RECIPE: Gingerbread Chia Pudding

This Gingerbread Chia Pudding is quick to make, packed with feel-good ingredients, and tastes like a holiday treat without the heaviness. It’s perfect for busy mornings, post-practice refuels, or sharing with someone you love.

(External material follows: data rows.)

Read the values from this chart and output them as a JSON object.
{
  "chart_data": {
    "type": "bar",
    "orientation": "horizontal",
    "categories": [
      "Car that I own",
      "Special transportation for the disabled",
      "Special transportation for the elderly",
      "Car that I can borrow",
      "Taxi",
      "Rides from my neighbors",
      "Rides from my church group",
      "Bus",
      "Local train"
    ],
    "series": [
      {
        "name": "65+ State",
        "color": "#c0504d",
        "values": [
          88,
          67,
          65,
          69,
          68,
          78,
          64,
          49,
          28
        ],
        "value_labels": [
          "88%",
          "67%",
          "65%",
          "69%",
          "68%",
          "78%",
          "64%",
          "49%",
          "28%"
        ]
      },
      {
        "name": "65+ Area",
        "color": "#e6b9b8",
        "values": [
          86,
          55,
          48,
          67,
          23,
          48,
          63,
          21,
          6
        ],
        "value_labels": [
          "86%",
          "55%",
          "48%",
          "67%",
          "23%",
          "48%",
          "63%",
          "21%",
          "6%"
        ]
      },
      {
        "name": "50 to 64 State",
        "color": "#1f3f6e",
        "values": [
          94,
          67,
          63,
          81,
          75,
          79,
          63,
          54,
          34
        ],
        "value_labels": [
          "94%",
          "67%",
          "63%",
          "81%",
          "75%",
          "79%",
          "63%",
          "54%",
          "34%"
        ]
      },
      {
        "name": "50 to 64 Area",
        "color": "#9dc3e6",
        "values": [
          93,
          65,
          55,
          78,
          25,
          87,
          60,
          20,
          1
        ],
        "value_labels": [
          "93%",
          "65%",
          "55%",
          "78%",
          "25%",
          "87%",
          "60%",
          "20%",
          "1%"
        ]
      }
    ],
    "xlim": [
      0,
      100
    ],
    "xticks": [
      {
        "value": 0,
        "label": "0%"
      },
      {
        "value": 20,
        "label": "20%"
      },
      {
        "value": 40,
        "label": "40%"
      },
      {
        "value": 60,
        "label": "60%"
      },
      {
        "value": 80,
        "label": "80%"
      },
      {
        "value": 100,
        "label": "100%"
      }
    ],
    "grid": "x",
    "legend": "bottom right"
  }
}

It’s festive, nourishing, and supports steady energy through the busiest time of year.
Grounding spices, slow-burning fiber, and a hint of sweetness make it a simple way to care for yourself—one cozy spoonful at a time.

Gingerbread Chia Pudding

Ingredients

  • 1 cup unsweetened almond milk (or any milk)
  • 3 tbsp chia seeds
  • 1 tbsp maple syrup
  • ½ tsp cinnamon
  • ¼ tsp ground ginger
  • ⅛ tsp nutmeg
  • ⅛ tsp allspice (optional)
  • ½ tsp vanilla
  • Pinch of sea salt

Optional Toppings:

  • Sliced pears or apples
  • Clementines
  • Walnut pieces
  • A sprinkle of granola
  • A drizzle of maple syrup

Instructions

  1. In a jar or bowl, whisk together all ingredients except toppings.
  2. Let the mixture sit for 10 minutes, then whisk again to prevent clumping.
  3. Refrigerate for at least 2 hours or overnight.
  4. When ready to serve, top with fruit, granola, and a touch of maple syrup.